Het toestel schokt eng. Het begint. De bordjes 'gordels vast' floepen
aan.
'Lieve, lieve God', bid ik, vergetend dat ik sinds lang niet meer geloof.
'Laat het niet gebeuren. Niet nu. Een andere keer graag. Dit is niet het
moment.'
Neerstorten voor het ontbijt is één ding. Dat het bovendien moet
gebeuren terwijl ik in een rothumeur ben, dat maakt het onverteer
baar. Het moet in vrede, niet?
Wees gegroet, Maria. Onze Vader die in de hemel zijt. De Oefening
van Geloof ben ik vergeten. Vergeef ons onze schulden. Vergeef ons
onze schulden.
Terwijl P. Wouters uitlegt hoe turbulentie ontstaat, eet ik mijn
omelet. Golfjes in de lucht, mijne dames en heren.

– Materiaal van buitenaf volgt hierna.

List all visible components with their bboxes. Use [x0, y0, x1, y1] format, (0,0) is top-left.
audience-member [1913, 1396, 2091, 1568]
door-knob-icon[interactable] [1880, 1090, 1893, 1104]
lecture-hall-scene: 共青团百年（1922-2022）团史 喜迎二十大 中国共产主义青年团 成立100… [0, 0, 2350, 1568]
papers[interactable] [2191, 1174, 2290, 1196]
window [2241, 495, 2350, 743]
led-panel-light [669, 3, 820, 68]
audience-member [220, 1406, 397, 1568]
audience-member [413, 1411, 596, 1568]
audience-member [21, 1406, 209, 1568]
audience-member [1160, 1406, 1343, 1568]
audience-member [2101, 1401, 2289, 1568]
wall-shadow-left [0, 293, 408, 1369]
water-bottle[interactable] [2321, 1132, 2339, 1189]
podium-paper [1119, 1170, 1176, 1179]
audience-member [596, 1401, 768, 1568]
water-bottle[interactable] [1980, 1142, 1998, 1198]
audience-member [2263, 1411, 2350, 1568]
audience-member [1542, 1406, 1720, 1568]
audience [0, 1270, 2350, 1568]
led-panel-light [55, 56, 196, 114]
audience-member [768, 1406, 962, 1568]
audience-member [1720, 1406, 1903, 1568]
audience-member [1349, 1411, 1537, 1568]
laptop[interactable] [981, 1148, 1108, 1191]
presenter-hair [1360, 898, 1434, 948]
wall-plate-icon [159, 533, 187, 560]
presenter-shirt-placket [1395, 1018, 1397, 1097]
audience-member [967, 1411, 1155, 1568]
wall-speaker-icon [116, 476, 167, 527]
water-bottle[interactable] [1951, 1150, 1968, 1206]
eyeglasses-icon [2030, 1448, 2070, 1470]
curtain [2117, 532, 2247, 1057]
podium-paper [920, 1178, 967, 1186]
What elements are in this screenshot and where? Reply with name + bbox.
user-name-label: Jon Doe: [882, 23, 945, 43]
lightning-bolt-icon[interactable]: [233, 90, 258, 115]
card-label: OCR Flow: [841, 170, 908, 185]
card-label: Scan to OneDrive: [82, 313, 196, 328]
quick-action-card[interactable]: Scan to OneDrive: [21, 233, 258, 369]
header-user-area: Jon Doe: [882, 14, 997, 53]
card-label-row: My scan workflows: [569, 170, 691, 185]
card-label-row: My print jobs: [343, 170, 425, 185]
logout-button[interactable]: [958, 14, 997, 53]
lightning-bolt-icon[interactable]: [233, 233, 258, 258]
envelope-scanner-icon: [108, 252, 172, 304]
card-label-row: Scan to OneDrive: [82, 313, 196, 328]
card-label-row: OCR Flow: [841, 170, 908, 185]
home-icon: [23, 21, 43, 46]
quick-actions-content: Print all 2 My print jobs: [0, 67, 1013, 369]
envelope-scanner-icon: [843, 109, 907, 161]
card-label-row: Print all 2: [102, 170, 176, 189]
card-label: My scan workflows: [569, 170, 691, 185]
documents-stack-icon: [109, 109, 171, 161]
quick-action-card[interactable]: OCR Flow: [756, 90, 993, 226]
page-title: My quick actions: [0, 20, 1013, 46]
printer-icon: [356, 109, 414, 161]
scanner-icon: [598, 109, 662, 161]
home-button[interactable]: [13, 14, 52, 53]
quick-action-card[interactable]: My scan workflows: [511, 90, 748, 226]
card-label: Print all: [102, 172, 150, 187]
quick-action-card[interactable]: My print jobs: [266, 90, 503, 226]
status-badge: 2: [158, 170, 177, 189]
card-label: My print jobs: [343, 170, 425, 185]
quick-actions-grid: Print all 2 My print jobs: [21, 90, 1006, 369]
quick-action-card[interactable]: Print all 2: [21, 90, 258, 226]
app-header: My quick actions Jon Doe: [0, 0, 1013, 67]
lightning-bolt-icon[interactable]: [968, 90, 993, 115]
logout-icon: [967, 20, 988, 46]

'U ziet ze niet, maar voelt ze wel.'
'Dank u zeer.'
'Je houdt je kranig', zegt Carel.
'Ik ga slapen', zeg ik, onaangedaan.
Ik schrik wakker van het bericht dat de daling is ingezet. Als we uit-
getaxied zijn ben ik één tel ontzaglijk opgelucht. In stilte dank ik
God, waarbij ik niet vergeet Maria te noemen.
Van oudsher hecht ik aan haar voorspraak veel waarde.
In de aankomsthal tilt het boerenechtpaar stralend de bagage van de
lopende band. Die van ons blijft uit. Steeds grotere gaten vallen
tussen de koffers, totdat de aanvoer stopt.
'Zei ik het niet', zeg ik kribbig.Wij hebben weer pech. Rij dertien, ik
zei het toch.' Chagrijnig laat ik me op de rand van de nu lege band
zakken.
Ruim twee uur later verlaten we de hal. Het zonlicht duikt agressief
naar mijn ogen.
Met een krankzinnige vaart rijdt de taxi het eiland over. Bij een
tot immens terras omgebouwde boulevard zet de chauffeur ons af.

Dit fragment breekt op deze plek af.